Posted: July 7, 2014 in Animals, Random Thoughts
Tags: , , , ,

Well I just saw this commercial and my entire world has turned upside down.  A stuffed animal that turns into pajamas?  So I can snuggle with my best friend and then wear that best friend to bed?  Two words:  GAME CHANGER.

The only people getting shit on in this whole ordeal are the 0-4 year olds and the 106+ year olds.  Imagine trying to get one of these and getting the cold shoulder because you JUST turned 106.  What a cruel, cruel twist of fate.  But Janimals don’t make the rules, they just break them.  A stuffed animal and a set of pajamas?  That’s 1900’s shit, when all that 106+ year old crowd was pooping in their diapers (as babies not as geriatrics).  Like Darwin said, if you don’t watch out for evolution, it will run you over like a train*.

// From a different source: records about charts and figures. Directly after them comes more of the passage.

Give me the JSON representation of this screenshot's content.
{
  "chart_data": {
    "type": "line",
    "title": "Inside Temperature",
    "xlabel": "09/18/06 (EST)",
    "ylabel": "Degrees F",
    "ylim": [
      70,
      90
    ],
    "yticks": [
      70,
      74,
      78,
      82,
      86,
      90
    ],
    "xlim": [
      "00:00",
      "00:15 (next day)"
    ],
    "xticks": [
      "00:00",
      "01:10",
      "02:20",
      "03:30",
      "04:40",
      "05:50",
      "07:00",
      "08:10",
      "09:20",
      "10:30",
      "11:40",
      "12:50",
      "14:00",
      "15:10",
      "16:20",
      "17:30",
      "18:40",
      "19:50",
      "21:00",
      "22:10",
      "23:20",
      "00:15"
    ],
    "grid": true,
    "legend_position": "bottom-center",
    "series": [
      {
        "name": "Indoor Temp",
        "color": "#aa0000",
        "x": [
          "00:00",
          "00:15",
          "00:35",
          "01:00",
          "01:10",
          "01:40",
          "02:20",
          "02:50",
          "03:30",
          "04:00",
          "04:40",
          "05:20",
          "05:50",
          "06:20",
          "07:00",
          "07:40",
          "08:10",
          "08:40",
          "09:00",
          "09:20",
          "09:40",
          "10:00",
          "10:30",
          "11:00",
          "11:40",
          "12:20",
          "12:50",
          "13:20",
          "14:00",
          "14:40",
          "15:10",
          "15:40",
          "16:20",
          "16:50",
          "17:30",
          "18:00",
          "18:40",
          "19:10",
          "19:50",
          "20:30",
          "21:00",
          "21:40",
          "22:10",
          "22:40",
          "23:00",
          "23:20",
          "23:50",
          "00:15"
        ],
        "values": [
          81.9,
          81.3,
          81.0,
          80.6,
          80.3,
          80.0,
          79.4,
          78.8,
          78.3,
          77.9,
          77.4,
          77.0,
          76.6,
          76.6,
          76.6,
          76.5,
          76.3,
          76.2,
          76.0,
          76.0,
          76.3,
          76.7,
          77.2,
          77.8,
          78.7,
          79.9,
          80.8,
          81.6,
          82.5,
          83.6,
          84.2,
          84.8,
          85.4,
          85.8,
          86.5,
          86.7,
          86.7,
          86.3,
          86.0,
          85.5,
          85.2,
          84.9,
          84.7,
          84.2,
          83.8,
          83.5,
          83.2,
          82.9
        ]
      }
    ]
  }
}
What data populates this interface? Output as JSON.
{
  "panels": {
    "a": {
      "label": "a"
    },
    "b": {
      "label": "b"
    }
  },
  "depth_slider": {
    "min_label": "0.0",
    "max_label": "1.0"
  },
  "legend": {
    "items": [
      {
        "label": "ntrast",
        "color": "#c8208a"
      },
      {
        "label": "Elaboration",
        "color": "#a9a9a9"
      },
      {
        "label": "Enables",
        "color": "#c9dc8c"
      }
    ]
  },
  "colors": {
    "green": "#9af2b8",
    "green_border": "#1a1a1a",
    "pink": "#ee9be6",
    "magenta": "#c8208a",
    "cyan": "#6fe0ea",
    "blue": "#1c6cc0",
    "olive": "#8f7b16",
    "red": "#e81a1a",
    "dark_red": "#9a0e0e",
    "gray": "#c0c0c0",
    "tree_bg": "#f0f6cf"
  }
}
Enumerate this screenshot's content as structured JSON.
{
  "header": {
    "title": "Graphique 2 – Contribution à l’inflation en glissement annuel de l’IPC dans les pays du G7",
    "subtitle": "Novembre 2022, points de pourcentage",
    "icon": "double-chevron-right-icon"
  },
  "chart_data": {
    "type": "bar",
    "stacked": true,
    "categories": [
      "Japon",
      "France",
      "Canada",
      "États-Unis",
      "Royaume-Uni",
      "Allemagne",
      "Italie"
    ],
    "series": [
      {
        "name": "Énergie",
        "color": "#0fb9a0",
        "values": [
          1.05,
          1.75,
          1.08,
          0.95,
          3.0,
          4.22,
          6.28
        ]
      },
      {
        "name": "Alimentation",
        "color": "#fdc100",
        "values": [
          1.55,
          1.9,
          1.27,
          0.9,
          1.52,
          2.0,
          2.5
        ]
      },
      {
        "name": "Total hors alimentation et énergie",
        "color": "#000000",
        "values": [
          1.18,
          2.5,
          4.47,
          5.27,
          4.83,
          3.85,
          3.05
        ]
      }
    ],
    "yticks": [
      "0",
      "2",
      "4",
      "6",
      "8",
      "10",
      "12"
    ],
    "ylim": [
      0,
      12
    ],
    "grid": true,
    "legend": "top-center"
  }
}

*Darwin probably never said that, but I bet he thought it all the time**

**He probably never thought it either, but I bet he never thought stuffed animals could evolve into a Janimal.  What an idiot

Anyway, we have to power rank the Janimal options here.  Quite an eclectic mix in the initial batch.

5. Cat.  Boooooooring, just like real cats.  If you get the cat, you are destined to be the creepy cat lady in your neighborhood.  No ifs, ands, or maybes.  It also shows a severe lack of imagination.

cat

4. Zebra.  I understand wanting to incorporate some color into the Janimals, but the pink and black look is kind of played out.  If you aren’t going black and white, maybe you throw a blue zebra in there?  Just not feeling this color combo.  A Zubaz multicolored Zebra would climb up these rankings escalator style.  I hope a Lion Janimal is created so he can eat all the Zebra Janimals.  

zebra

3. Dog.  Similar to the cat in terms of being a little unoriginal for being a house pet, but three things seperate the dog from the cat.  Dogs are SIGNIFICANTLY better than cats (this will not be debated), the little pup is cute as hell with his tongue sticking out, and the kid in the picture sells the dog with his break dancing.  In fact, I think this kid has a future selling ketchup popsicles to ladies in white gloves.

dog

2. Giraffe.  Easily one of the best creatures at the zoo.  Obviously it would be impossible to incorporate the long giraffe neck in the pajamas, but having the horns on the head more than makes up for it.  

giraffe

1. Unicorn.  If you didn’t secretly want to be a unicorn at some point of your life, I don’t even want to know you.  A magical creature with a horn coming out of it’s head?  Fuck.  Yes.  Is this unicorn pink and girly?  Indeed.  But again, it is magical with a horn coming out of it’s head.  Number 1 with a bullet.  The Unicorn Janimal.

univorn

PS- I just realized that Janimals only go up to size Large and you have to be under 5’6″ to wear them.  So either children or functioning midgets can wear Janimals.  Janimals giveth and Janimals taketh away.  But that’s how they roll.  No room for babies, geriatrics, and normal sized people in the Janimal world.